When you move into a scheme and you already have pets, your attention can be drawn to the Prescribed Conduct Rules in Annexure 1 of the Regulations to the Sectional Titles Schemes Management Act which states that consent must be obtained, which consent cannot be unreasonably withheld: “Keeping of animals, reptiles and birds –
- The owner or occupier of a section must not, without the trustees ‘written consent, which must not be unreasonably withheld, keep an animal, reptile or bird in a section or on the common property.
- An owner or occupier suffering from a disability and who reasonably requires a guide, hearing or assistance dog must be considered to have the trustees ‘consent to keep that animal in a section and to accompany it on the common property.
- The trustees may provide for any reasonable condition in regard to the keeping of an animal, reptile or bird in a section or on the common property.
- The trustees may withdraw any consent if the owner or occupier of a section breaches any condition imposed in terms of sub-rule 3.”
It is understandable that you would like to live in an area or community which does not cause any disturbance to you and your family. And therefore, free of consistent barking for example or cats roaming free at all hours and entering your property. It has to be established then, when a pet is brought into this community, whether this pet will interfere with the other homeowners or tenants’ right to use and enjoy their property in an undisturbed manner. Consent can never be withheld without good cause and the trustees of the community scheme will need to consider each request on its own merits. For example, if a certain cat caused a problem, it cannot merely be assumed that all cats will cause the same problem. However, we are dealing with animals here, and dogs bark, that is part of their nature, and one cannot change that. It is when the barking becomes a nuisance that the behaviour needs to be addressed and the owner is then responsible to make sure the problem does not persist. It was decided in the case of “Body Corporate of The Laguna Ridge Scheme No 152/1987 v Dorse 1999 (2) SA 512 (D)” that trustees are to consider each request for permission to keep a pet individually and they are not entitled to refuse an application on the basis that they are afraid of creating a precedent.

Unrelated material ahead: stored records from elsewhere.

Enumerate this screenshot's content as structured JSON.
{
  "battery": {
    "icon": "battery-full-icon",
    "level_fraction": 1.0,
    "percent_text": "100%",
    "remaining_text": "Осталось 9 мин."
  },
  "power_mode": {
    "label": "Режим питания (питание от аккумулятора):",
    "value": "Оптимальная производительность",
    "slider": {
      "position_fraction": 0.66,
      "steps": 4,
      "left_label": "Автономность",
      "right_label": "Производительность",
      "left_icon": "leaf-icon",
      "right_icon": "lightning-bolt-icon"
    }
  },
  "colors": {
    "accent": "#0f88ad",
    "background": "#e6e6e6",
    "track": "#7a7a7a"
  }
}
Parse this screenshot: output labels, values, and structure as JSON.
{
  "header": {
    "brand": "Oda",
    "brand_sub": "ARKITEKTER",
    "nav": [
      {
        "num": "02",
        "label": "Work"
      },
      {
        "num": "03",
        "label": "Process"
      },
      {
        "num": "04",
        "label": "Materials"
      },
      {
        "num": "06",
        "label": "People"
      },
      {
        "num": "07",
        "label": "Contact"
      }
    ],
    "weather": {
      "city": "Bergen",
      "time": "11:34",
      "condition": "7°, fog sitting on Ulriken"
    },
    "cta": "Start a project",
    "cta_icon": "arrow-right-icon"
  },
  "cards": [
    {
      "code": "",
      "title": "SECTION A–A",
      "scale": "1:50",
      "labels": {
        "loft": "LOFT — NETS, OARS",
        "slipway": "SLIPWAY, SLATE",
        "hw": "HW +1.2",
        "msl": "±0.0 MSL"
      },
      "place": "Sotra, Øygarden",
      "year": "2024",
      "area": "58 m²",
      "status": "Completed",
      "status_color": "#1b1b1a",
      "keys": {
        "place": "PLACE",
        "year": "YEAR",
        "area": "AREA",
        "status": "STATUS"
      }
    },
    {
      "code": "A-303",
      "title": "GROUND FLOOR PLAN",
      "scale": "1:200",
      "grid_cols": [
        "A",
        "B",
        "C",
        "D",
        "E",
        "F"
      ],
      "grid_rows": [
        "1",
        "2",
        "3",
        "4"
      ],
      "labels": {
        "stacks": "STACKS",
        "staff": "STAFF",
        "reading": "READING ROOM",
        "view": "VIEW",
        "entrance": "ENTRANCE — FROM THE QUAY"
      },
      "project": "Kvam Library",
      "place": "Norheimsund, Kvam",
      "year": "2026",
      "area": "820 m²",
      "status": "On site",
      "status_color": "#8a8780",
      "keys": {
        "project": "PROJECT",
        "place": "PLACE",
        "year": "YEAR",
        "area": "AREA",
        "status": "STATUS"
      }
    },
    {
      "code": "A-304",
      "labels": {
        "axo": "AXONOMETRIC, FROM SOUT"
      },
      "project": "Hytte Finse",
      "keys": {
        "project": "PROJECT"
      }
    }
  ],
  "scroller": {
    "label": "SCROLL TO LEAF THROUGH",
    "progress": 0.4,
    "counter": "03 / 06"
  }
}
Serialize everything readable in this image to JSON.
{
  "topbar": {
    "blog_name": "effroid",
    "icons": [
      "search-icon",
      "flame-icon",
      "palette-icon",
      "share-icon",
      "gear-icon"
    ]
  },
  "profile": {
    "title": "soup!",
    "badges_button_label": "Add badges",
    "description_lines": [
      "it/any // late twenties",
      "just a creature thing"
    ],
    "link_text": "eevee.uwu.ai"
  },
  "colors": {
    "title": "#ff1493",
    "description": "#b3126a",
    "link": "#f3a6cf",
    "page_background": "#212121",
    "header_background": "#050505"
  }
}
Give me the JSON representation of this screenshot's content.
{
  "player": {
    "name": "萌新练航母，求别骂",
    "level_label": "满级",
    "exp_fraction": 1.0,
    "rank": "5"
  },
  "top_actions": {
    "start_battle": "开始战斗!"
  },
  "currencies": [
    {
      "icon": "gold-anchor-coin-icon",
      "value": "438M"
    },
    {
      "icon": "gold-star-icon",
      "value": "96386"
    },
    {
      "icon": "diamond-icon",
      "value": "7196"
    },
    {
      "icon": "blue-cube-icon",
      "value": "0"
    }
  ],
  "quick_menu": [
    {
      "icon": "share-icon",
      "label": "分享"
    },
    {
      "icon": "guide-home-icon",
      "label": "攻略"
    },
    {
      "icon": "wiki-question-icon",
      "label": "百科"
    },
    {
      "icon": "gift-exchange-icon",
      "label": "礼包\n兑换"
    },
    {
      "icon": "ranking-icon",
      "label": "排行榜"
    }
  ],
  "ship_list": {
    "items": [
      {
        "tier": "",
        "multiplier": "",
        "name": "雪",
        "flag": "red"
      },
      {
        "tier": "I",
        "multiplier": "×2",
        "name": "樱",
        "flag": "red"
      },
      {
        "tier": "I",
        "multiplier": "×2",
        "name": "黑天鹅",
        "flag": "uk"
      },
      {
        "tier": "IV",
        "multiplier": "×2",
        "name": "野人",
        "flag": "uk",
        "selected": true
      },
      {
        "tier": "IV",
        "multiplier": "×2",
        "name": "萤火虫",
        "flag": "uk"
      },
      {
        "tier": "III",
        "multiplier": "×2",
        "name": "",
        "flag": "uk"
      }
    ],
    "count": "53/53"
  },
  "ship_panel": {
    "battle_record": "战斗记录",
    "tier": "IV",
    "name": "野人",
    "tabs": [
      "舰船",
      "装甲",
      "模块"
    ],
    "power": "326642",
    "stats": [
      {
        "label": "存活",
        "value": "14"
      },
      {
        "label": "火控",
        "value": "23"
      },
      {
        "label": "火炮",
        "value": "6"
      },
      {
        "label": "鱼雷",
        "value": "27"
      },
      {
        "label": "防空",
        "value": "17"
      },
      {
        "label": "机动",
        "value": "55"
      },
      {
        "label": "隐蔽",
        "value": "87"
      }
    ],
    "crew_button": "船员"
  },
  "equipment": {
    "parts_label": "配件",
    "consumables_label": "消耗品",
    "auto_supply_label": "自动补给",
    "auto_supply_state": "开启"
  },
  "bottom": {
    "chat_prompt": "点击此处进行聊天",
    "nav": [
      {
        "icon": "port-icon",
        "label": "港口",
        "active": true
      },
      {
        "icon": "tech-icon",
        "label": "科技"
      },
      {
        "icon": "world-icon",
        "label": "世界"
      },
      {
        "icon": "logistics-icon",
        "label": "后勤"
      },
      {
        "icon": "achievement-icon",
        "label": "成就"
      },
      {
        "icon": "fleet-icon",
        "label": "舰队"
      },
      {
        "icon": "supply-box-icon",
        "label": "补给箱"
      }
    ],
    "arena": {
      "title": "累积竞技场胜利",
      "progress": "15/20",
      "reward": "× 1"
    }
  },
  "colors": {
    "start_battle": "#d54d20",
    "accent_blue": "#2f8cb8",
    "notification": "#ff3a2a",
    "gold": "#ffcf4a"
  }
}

Should you find yourself in a situation where you are in breach of the rules of the scheme, you will have to be advised in writing and given the opportunity to remedy the breach. In some instances a hearing might need to be held and a decision made by the trustees, should the owner fail to remedy the breach or permission will be withdrawn to have a pet.
If it is found that the pet is a nuisance to such an extent that it cannot be allowed to remain in the property and the scheme, the owner will have to be given reasonable time to remove the pet and make alternative arrangements. Permission to keep a pet in a community scheme will again have to be applied for in the instance where a pet dies and the owner is of the intention to get a new pet. Permission does not carry over automatically.
In a case where you as the pet owner feel that permission is withheld without reason and unjust, you can address a complaint to CSOS to declare a dispute. This should however only be done where the parties involved cannot come to an agreement on the aspect.